주요 학습내용
1. 시계열 데이터란
2. fbprophet / prophet
3. 방문자수 예측하기
시간의 흐름에 대해 특정 패턴과 같은 정보를 가지고 있는 경우를 시계열 데이터라고 함
time = np.linspace(0, 1, 365*2)
result = np.sin(2*np.pi*12*time)
ds = pd.date_range("2018-01-01", periods = 365*2, freq = "D")
df = pd.DataFrame({"ds":ds, "y":result})
df.head()
df['y'].plot(figsize = (10, 6));
from prophet import Prophet
m = Prophet(yearly_seasonality = True, daily_seasonality = True)
m.fit(df);
future = m.make_future_dataframe(periods = 30)
forecast = m.predict(future)
m.plot(forecast);
time = np.linspace(0, 1, 365*2)
result = np.sin(2*np.pi*12*time) + time
ds = pd.date_range("2018-01-01", periods = 365*2, freq = "D")
df = pd.DataFrame({"ds":ds, "y":result})
df['y'].plot(figsize = (10, 6));
m = Prophet(yearly_seasonality = True, daily_seasonality=True)
m.fit(df);
future = m.make_future_dataframe(periods = 30)
forecast = m.predict(future)
m.plot(forecast)
# 예측한 값 시각화
time = np.linspace(0, 1, 365*2)
result = np.sin(2*np.pi*12*time) + time + np.random.randn(365*2)/4
ds = pd.date_range("2018-01-01", periods = 365*2, freq = "D")

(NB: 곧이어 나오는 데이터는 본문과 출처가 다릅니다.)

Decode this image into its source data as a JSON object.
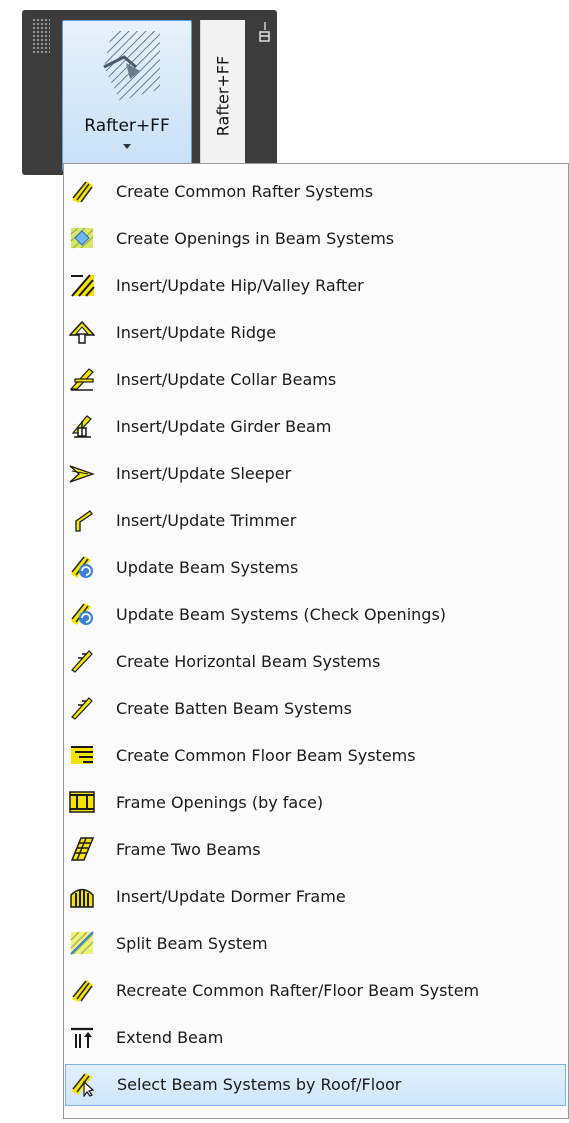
{
  "ribbon": {
    "main_button_label": "Rafter+FF",
    "side_tab_label": "Rafter+FF"
  },
  "menu": {
    "items": [
      {
        "label": "Create Common Rafter Systems",
        "icon": "rafter-system-icon"
      },
      {
        "label": "Create Openings in Beam Systems",
        "icon": "beam-opening-icon"
      },
      {
        "label": "Insert/Update Hip/Valley Rafter",
        "icon": "hip-valley-rafter-icon"
      },
      {
        "label": "Insert/Update Ridge",
        "icon": "ridge-icon"
      },
      {
        "label": "Insert/Update Collar Beams",
        "icon": "collar-beam-icon"
      },
      {
        "label": "Insert/Update Girder Beam",
        "icon": "girder-beam-icon"
      },
      {
        "label": "Insert/Update Sleeper",
        "icon": "sleeper-icon"
      },
      {
        "label": "Insert/Update Trimmer",
        "icon": "trimmer-icon"
      },
      {
        "label": "Update Beam Systems",
        "icon": "update-beam-systems-icon"
      },
      {
        "label": "Update Beam Systems (Check Openings)",
        "icon": "update-beam-systems-check-icon"
      },
      {
        "label": "Create Horizontal Beam Systems",
        "icon": "horizontal-beam-icon"
      },
      {
        "label": "Create Batten Beam Systems",
        "icon": "batten-beam-icon"
      },
      {
        "label": "Create Common Floor Beam Systems",
        "icon": "floor-beam-icon"
      },
      {
        "label": "Frame Openings (by face)",
        "icon": "frame-openings-icon"
      },
      {
        "label": "Frame Two Beams",
        "icon": "frame-two-beams-icon"
      },
      {
        "label": "Insert/Update Dormer Frame",
        "icon": "dormer-frame-icon"
      },
      {
        "label": "Split Beam System",
        "icon": "split-beam-icon"
      },
      {
        "label": "Recreate Common Rafter/Floor Beam System",
        "icon": "recreate-beam-system-icon"
      },
      {
        "label": "Extend Beam",
        "icon": "extend-beam-icon"
      },
      {
        "label": "Select Beam Systems by Roof/Floor",
        "icon": "select-beam-systems-icon",
        "selected": true
      }
    ]
  }
}
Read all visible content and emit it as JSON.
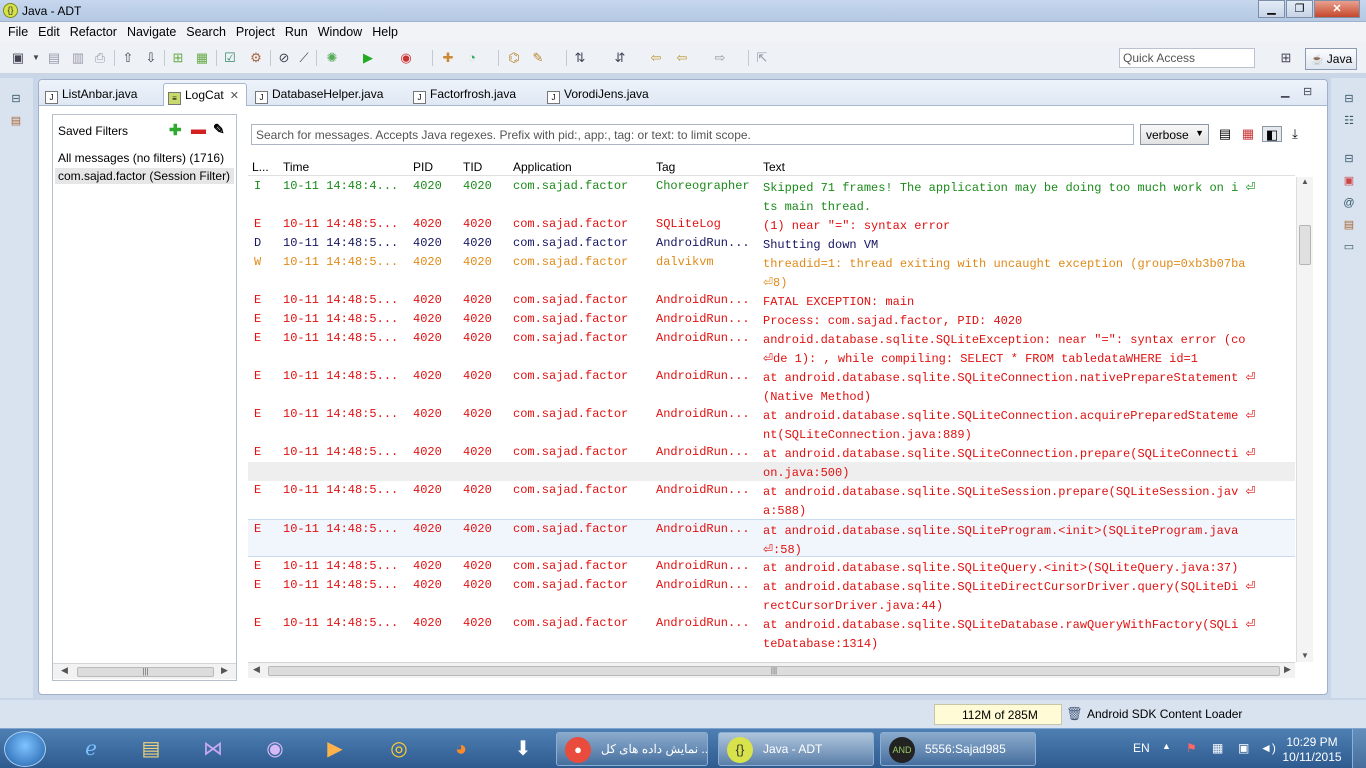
{
  "window": {
    "title": "Java - ADT",
    "app_icon": "adt-icon",
    "buttons": [
      "minimize",
      "maximize",
      "close"
    ]
  },
  "menu": [
    "File",
    "Edit",
    "Refactor",
    "Navigate",
    "Search",
    "Project",
    "Run",
    "Window",
    "Help"
  ],
  "quick_access": {
    "placeholder": "Quick Access"
  },
  "perspective": {
    "label": "Java"
  },
  "tabs": [
    {
      "label": "ListAnbar.java",
      "active": false
    },
    {
      "label": "LogCat",
      "active": true
    },
    {
      "label": "DatabaseHelper.java",
      "active": false
    },
    {
      "label": "Factorfrosh.java",
      "active": false
    },
    {
      "label": "VorodiJens.java",
      "active": false
    }
  ],
  "saved_filters": {
    "title": "Saved Filters",
    "items": [
      {
        "label": "All messages (no filters) (1716)",
        "selected": false
      },
      {
        "label": "com.sajad.factor (Session Filter)",
        "selected": true
      }
    ]
  },
  "logcat": {
    "search_placeholder": "Search for messages. Accepts Java regexes. Prefix with pid:, app:, tag: or text: to limit scope.",
    "level_select": "verbose",
    "columns": [
      "L...",
      "Time",
      "PID",
      "TID",
      "Application",
      "Tag",
      "Text"
    ],
    "rows": [
      {
        "level": "I",
        "time": "10-11 14:48:4...",
        "pid": "4020",
        "tid": "4020",
        "app": "com.sajad.factor",
        "tag": "Choreographer",
        "text": "Skipped 71 frames!  The application may be doing too much work on i ⏎ts main thread."
      },
      {
        "level": "E",
        "time": "10-11 14:48:5...",
        "pid": "4020",
        "tid": "4020",
        "app": "com.sajad.factor",
        "tag": "SQLiteLog",
        "text": "(1) near \"=\": syntax error"
      },
      {
        "level": "D",
        "time": "10-11 14:48:5...",
        "pid": "4020",
        "tid": "4020",
        "app": "com.sajad.factor",
        "tag": "AndroidRun...",
        "text": "Shutting down VM"
      },
      {
        "level": "W",
        "time": "10-11 14:48:5...",
        "pid": "4020",
        "tid": "4020",
        "app": "com.sajad.factor",
        "tag": "dalvikvm",
        "text": "threadid=1: thread exiting with uncaught exception (group=0xb3b07ba ⏎8)"
      },
      {
        "level": "E",
        "time": "10-11 14:48:5...",
        "pid": "4020",
        "tid": "4020",
        "app": "com.sajad.factor",
        "tag": "AndroidRun...",
        "text": "FATAL EXCEPTION: main"
      },
      {
        "level": "E",
        "time": "10-11 14:48:5...",
        "pid": "4020",
        "tid": "4020",
        "app": "com.sajad.factor",
        "tag": "AndroidRun...",
        "text": "Process: com.sajad.factor, PID: 4020"
      },
      {
        "level": "E",
        "time": "10-11 14:48:5...",
        "pid": "4020",
        "tid": "4020",
        "app": "com.sajad.factor",
        "tag": "AndroidRun...",
        "text": "android.database.sqlite.SQLiteException: near \"=\": syntax error (co ⏎de 1): , while compiling: SELECT * FROM tabledataWHERE id=1"
      },
      {
        "level": "E",
        "time": "10-11 14:48:5...",
        "pid": "4020",
        "tid": "4020",
        "app": "com.sajad.factor",
        "tag": "AndroidRun...",
        "text": "at android.database.sqlite.SQLiteConnection.nativePrepareStatement ⏎(Native Method)"
      },
      {
        "level": "E",
        "time": "10-11 14:48:5...",
        "pid": "4020",
        "tid": "4020",
        "app": "com.sajad.factor",
        "tag": "AndroidRun...",
        "text": "at android.database.sqlite.SQLiteConnection.acquirePreparedStateme ⏎nt(SQLiteConnection.java:889)"
      },
      {
        "level": "E",
        "time": "10-11 14:48:5...",
        "pid": "4020",
        "tid": "4020",
        "app": "com.sajad.factor",
        "tag": "AndroidRun...",
        "text": "at android.database.sqlite.SQLiteConnection.prepare(SQLiteConnecti ⏎on.java:500)"
      },
      {
        "level": "E",
        "time": "10-11 14:48:5...",
        "pid": "4020",
        "tid": "4020",
        "app": "com.sajad.factor",
        "tag": "AndroidRun...",
        "text": "at android.database.sqlite.SQLiteSession.prepare(SQLiteSession.jav ⏎a:588)"
      },
      {
        "level": "E",
        "time": "10-11 14:48:5...",
        "pid": "4020",
        "tid": "4020",
        "app": "com.sajad.factor",
        "tag": "AndroidRun...",
        "text": "at android.database.sqlite.SQLiteProgram.<init>(SQLiteProgram.java ⏎:58)"
      },
      {
        "level": "E",
        "time": "10-11 14:48:5...",
        "pid": "4020",
        "tid": "4020",
        "app": "com.sajad.factor",
        "tag": "AndroidRun...",
        "text": "at android.database.sqlite.SQLiteQuery.<init>(SQLiteQuery.java:37)"
      },
      {
        "level": "E",
        "time": "10-11 14:48:5...",
        "pid": "4020",
        "tid": "4020",
        "app": "com.sajad.factor",
        "tag": "AndroidRun...",
        "text": "at android.database.sqlite.SQLiteDirectCursorDriver.query(SQLiteDi ⏎rectCursorDriver.java:44)"
      },
      {
        "level": "E",
        "time": "10-11 14:48:5...",
        "pid": "4020",
        "tid": "4020",
        "app": "com.sajad.factor",
        "tag": "AndroidRun...",
        "text": "at android.database.sqlite.SQLiteDatabase.rawQueryWithFactory(SQLi ⏎teDatabase:1314)"
      }
    ],
    "level_colors": {
      "I": "#1b8a1b",
      "E": "#e01010",
      "D": "#151560",
      "W": "#e08a18"
    }
  },
  "status": {
    "heap": "112M of 285M",
    "job": "Android SDK Content Loader"
  },
  "taskbar": {
    "tasks": [
      {
        "label": "نمایش داده های کل ...",
        "icon": "chrome-icon"
      },
      {
        "label": "Java - ADT",
        "icon": "adt-icon"
      },
      {
        "label": "5556:Sajad985",
        "icon": "android-emulator-icon"
      }
    ],
    "language": "EN",
    "time": "10:29 PM",
    "date": "10/11/2015"
  }
}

df = pd.DataFrame({"ds":ds, "y":result})
df['y'].plot(figsize = (10, 6));
m = Prophet(yearly_seasonality = True, daily_seasonality=True)
m.fit(df);
future = m.make_future_dataframe(periods = 30)
forecast = m.predict(future)
m.plot(forecast)
- 사용자료 : pinkwink 블로그(https://pinkwink.kr/) 방문자 데이터
import pandas as pd
import pandas_datareader as web
import numpy as np
import matplotlib.pyplot as plt
from prophet import Prophet
from datetime import datetime
# 그래프 그릴 것이기 때문에 아래도 추가
%matplotlib inline
pinkwink_web = pd.read_csv(
"../data/05_PinkWink_Web_Traffic.csv",
encoding = "utf-8",
thousands = ",",
names = ["date", "hit"],
index_col = 0
)
pinkwink_web.info()
pinkwink_web = pinkwink_web[pinkwink_web["hit"].notnull()]
pinkwink_web.head()
pinkwink_web["hit"].plot(figsize=(12, 4), grid=True);
time = np.arange(0, len(pinkwink_web))
traffic = pinkwink_web["hit"].values
fx = np.linspace(0, time[-1], 1000)
# linspace : linear : 1차원 배열을 만듬
def error(f, x, y):
return np.sqrt(np.mean((f(x)-y)**2))
f1p = np.polyfit(time, traffic, 1)
f1 = np.poly1d(f1p)
f2p = np.polyfit(time, traffic, 2)
f2 = np.poly1d(f2p)
f3p = np.polyfit(time, traffic, 3)
f3 = np.poly1d(f3p)
f15p = np.polyfit(time, traffic, 15)
f15 = np.poly1d(f15p)
plt.figure(figsize = (12, 4))
plt.scatter(time, traffic, s = 10)
plt.plot(fx, f1(fx), lw=4, label='f1')
plt.plot(fx, f2(fx), lw=4, label='f2')
plt.plot(fx, f3(fx), lw=4, label='f3')
plt.plot(fx, f15(fx), lw=4, label='f15')
plt.grid(True, linestyle="-", color = "0.75")
plt.legend(loc = 2)
plt.show()
df = pd.DataFrame({"ds": pinkwink_web.index, "y":pinkwink_web["hit"]})
df.reset_index(inplace = True)
df
# 날짜 형식 변경
df["ds"] = pd.to_datetime(df["ds"], format="%y. %m. %d.")
df
del df["date"]
df.head()
m = Prophet(yearly_seasonality = True, daily_seasonality = True)
m.fit(df);
future = m.make_future_dataframe(periods = 60)
forecast = m.predict(future)
forecast[["ds", "yhat", "yhat_lower", "yhat_upper"]].tail()
예측 결과는 상한/하한의 범위를 포함해서 얻어진다
m.plot(forecast)
m.plot_components(forecast);